Standing in the bow of our sailboat, I stare at the murky waters of Lake Michigan. It has been weeks since torrential rains overwhelmed antiquated sewage systems, spilling billions of gallons of raw sewage into this lake; since swollen rivers and creeks flushed phosphorus-rich soil, fertilizers, debris, and other contaminants into these waters. I have seen this filthy shade of brown define Lake Michigan before. Never for this long. Never stretching for so many miles in all directions.
I feel the lake struggling to purge itself of such massive harm, to reclaim its natural, silvery-blue hue and again be a mirror on which glittering rays of light dance with breathtaking beauty. I can almost hear the lake’s desperate plea for help.
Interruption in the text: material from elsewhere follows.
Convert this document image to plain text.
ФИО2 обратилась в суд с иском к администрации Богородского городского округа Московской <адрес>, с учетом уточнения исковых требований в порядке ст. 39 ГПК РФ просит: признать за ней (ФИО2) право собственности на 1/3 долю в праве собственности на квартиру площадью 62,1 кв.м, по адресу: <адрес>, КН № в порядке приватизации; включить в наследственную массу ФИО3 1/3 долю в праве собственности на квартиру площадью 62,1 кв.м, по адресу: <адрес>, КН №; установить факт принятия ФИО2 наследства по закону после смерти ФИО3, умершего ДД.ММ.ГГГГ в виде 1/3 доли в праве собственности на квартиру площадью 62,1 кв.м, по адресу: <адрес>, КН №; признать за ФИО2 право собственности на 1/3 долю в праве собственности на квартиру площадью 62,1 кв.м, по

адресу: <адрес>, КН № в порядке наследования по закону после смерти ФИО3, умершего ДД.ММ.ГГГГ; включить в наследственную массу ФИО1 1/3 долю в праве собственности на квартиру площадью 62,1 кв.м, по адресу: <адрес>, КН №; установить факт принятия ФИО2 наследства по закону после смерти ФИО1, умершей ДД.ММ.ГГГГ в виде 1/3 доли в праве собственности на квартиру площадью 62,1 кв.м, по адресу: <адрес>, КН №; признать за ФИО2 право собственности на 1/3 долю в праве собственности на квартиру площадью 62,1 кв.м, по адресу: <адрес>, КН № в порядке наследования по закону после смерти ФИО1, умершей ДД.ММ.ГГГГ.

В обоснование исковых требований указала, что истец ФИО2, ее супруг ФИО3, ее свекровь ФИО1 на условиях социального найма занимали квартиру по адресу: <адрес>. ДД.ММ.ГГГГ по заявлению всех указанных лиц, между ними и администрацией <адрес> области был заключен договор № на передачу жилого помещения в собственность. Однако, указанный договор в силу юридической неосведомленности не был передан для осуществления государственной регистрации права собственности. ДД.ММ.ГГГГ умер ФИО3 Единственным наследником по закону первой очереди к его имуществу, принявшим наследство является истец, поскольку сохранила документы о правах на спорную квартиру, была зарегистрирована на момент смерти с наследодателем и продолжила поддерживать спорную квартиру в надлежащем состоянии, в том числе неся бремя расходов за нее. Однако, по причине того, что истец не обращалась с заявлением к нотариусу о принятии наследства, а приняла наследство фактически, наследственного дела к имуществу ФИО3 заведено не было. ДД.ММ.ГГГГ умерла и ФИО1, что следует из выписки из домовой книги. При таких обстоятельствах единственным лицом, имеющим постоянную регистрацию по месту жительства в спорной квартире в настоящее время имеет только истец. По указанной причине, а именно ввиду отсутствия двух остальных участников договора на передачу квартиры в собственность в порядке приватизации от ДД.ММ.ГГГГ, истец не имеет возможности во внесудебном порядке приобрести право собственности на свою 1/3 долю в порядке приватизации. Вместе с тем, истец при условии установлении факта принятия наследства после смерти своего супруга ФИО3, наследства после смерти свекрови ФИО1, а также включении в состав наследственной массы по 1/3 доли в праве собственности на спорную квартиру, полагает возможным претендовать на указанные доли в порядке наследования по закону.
It is a cry I have heard before.
I remember standing on the roadside, tiny beads of sweat forming under my armpits as the South African sun blazed overhead. Before me, a black, wrought iron fence enclosed a two-story motel exquisitely landscaped with brilliant bouquets of hot pink, orange, and snow white blossoms. I stood on the opposite side of the street, feet glued to the rocky soil and thought of my three friends from Australia and New Zealand. We had spent several months exploring Botswana, Rhodesia (now Zimbabwe), the Mozambique border, Swaziland, and the eastern coast of South Africa in a crotchety old van that just exhaled its last breath. We made it to the coastal city of Durban before our funds, like the van, gave out. Our job searches were not going well. My friends were at market, bartering for food with the few remaining coins in our possession.
“You can’t go with us,” Kent said emphatically. “With your American accent, they’ll jack the prices up.”
My job was to get the water.
Taking a deep breath, I crossed the road, empty plastic jug in hand. My job, always, was finding water.
“You’re from the United States,” my friends told me. “If you get caught, you’ll have the best chance.”
My twenty-two year old heart was beating so hard, so fast, I feared someone would notice as I slowly opened the gate, stepped into the gardens and walked towards the door of the plush motel. Wearing faded bib overalls, my cleanest T-shirt, and a red and white bandana tied as a headband around my long blonde hair, I tiptoed past the busy receptionist and down the nearest hallway. Seeing a door marked “Women,” I scurried inside and quickly filled the container with water. Hastily retracing my steps, I entered the sweet-smelling gardens and felt relief pore from every gland of my body.
“I didn’t see you at breakfast this morning,” an elderly woman appeared from the shadows of the building.
“Oh,” I exclaimed, startled. There was silence as I scrambled to respond. “I’m not much of a breakfast eater.”
“But this is Sunday,” she continued, friendly but probing. “They don’t serve lunch here and only a small supper in the evening.”
“I know,” I could feel my cheeks flushing. “I’m not a big eater. But thank you.”
“I’ll look forward to seeing you this evening,” she smiled.
Fighting an urge to sprint across the road, I turned and attempted a casual stroll around the side of the motel as if the door to my room was just around the corner.
Was it wrong to take the water?
I trudged along the dusty road to our campsite swirling in guilt. My conscience accused me of stealing, of violating values ingrained since childhood. But was it fair that water was a luxury? Easily available to those with money? Doesn’t everyone need water? Have a right to water? Did I not have a responsibility to survive?
I could feel sweat dripping from my hairline, rolling down the back of my neck. I was weary, hungry, frustrated at my inability to find a job in an environment where white women were not supposed to work. Above all, I was thirsty. As I felt the stifling heat of the afternoon sun draining the energy from my body, I longed for a glass of ice cold water.
As nightfall approached, I had no choice but to return to the only motel within walking distance. We were out of water. This time, I was trembling. Please God, don’t let anyone notice me, I prayed silently as my hand grasped the gate’s latch. My tennis shoes, powdered with road dust, heals worn, edges tattered, were a stark contrast to the manicured gardens. I slipped into the motel and back out, unobserved. But as I turned to leave, I saw a black silhouette shaped by the fading sun on the building’s peach-colored walls.
I gasped, could see being handcuffed and pushed into a filthy vehicle, driven to a sweltering jail. Without money for a lawyer, few options existed. I would be detained in a windowless prison cell for months. Best case, they’d put me on a plane and send me home, shame becoming my life’s companion.
Paralyzed, unable to breathe, I waited for the uniformed men to emerge.
“Here,” she said gently, stepping towards me and taking hold of my sweaty hand. “Here, take this. I am a mother. I know what you are going through.” In the palm of my wet, sticky hand, she placed a handful of Rands, the South African equivalent to dollars.
This woman, a stranger, felt my unspoken anguish and extended a hand to help. As I chokingly whispered a thank you, I promised myself someday I would do the same. Someday I would hear another’s silent cry of despair and be there to assist.
Gazing at the sullied waters of Lake Michigan, I know that day has come.